Riposte aux nouvelles formes de cybercriminalité : L’ANP mobilisée face aux nouvelles menaces

Les réseaux sociaux sont devenus un «fief» de la criminalité. Le phénomène de la cybercriminalité a pris de l’ampleur, selon les statistiques des services de sécurité. La spécificité de cette croissance se caractérise par la dominance des affaires d’atteinte à la stabilité nationale.

En effet, de fausses pages sont apparues sur les réseaux sociaux, avec pour cibles... l'Algérie et ses institutions, en diffusant de fausses informations. Le chef d’état-major de l’ANP, le général de corps d’armée Saïd Chanegriha, a évoqué récemment, lors d’un séminaire sur la cybercriminalité, de «nombreuses cyber-attaques ayant ciblé des sites étatiques et d’autres appartenant à des institutions économiques vitales et stratégiques». Pour le chef d’état-major de l’ANP, de telles attaques sont bien réelles et prennent différentes formes; allant de la diffusion de fausses informations à la promotion d’idées subversives. Face à cette nouvelle menace, la lutte contre la cybercriminalité est devenue une bataille quotidienne du commandement de l’ANP et de la DGSN.

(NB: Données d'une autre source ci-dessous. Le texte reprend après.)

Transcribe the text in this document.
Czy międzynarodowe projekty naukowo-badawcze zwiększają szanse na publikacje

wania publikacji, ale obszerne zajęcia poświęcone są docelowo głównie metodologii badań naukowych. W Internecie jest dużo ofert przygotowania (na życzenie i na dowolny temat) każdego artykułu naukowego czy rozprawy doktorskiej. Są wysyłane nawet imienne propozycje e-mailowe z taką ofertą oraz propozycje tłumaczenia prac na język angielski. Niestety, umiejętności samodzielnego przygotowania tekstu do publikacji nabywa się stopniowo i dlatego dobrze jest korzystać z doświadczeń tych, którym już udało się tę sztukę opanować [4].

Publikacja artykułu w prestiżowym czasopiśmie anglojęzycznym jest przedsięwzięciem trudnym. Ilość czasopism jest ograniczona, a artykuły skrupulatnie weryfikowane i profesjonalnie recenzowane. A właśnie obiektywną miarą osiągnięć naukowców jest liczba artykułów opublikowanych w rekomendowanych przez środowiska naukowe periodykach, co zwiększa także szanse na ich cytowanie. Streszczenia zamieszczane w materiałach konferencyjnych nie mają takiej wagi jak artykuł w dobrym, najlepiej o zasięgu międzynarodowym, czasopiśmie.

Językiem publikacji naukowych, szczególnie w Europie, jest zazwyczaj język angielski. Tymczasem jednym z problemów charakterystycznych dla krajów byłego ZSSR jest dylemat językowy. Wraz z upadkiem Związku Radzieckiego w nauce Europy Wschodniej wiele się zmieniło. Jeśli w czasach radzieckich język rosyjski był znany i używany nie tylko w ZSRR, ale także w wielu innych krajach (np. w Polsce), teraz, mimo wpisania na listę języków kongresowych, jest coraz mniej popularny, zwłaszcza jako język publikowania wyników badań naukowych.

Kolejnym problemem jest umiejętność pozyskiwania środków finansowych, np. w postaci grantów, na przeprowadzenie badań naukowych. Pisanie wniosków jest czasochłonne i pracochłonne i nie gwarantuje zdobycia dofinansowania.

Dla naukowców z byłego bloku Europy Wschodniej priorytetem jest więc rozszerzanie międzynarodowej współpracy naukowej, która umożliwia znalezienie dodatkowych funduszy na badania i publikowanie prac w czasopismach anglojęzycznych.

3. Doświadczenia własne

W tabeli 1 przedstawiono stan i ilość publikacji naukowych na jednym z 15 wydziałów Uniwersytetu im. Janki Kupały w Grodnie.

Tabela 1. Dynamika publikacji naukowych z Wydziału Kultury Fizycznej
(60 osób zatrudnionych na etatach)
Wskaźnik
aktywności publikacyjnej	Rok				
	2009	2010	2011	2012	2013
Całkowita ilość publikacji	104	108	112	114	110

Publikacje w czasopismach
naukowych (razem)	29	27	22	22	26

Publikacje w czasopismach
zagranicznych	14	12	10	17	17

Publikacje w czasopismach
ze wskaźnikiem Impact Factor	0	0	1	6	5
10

La cyber-guerre, une réalité et une menace sérieuses

Les chiffres démontrent cette croissance. La cybercriminalité a enregistré un pic durant l’année 2020, passant de 18 affaires en 2008 à 102 en 2013 et 1.652 en 2019, pour atteindre plus de 7.000 affaires traitées par la police et la gendarmerie nationale en 2020. En outre, des affaires qualitatives liées essentiellement à l’instigation via des applications et les réseaux sociaux, à travers la diffusion d’intox à même de «porter atteinte à l’intérêt national, inciter au rassemblement ou porter atteinte à l’ordre et à la sécurité publics» ont été traitées par les cyber-policiers durant les deux derniers mois de l’année en cours.
Le ministre de la Communication, porte-parole du gouvernement, Ammar Belhimer, a assuré que les menaces cybernétiques s’accentuaient à l’approche de «chaque étape cruciale dans le processus de l’Algérie nouvelle», à savoir la tenue des élections législatives, le 12 juin prochain. Le ministre a déclaré aussi que «l’Algérie est la cible d’une guerre électronique», «à travers la manipulation, le lavage de cerveaux et l’incitation des jeunes à la violence et à la division des Algériens».
De son côté, l’ancien ambassadeur Noureddine Djoudi a averti : «L'Algérie est sérieusement menacée par la guerre dite de 4e génération, conçue sous deux axes : les nouvelles technologies et les conspirations visant le front interne.» Intervenant dans une émission diffusée par la télévision nationale, le politologue Abdelkader Soufi a mis en garde : «Nous sommes en guerre. C’est le prolongement de la 4e génération en Irak.»
En effet, il ne s’agit plus des affaires «classiques» de cybercriminalité, à l’instar de l’escroquerie en ligne ou de la diffamation et du chantage, mais des infractions visant la sécurité et la stabilité du pays qui ont connu une évolution croissante ces deux dernières années. Les unités spécialisées de la GN ont traité 1.326 affaires en 2020, soit une hausse de 62% par rapport à l’année 2019 qui a enregistré 843 affaires. Parmi les affaires traitées, 189 sont liées aux atteintes à la sécurité publique et 49 autres atteintes aux règles de l’ordre général. Les enquêtes se sont soldées par l’identification et l’arrestation de 1.028 personnes; en hausse de 59% par rapport à l’année 2019.
Du côté de la police, 5.163 crimes et délits ont été enregistrés l’année dernière par les cyber-policiers, dont des attaques visant les systèmes informatiques, arnaques, propagande subversive et le cyber-terrorisme, mais aussi des programmes d’espionnage.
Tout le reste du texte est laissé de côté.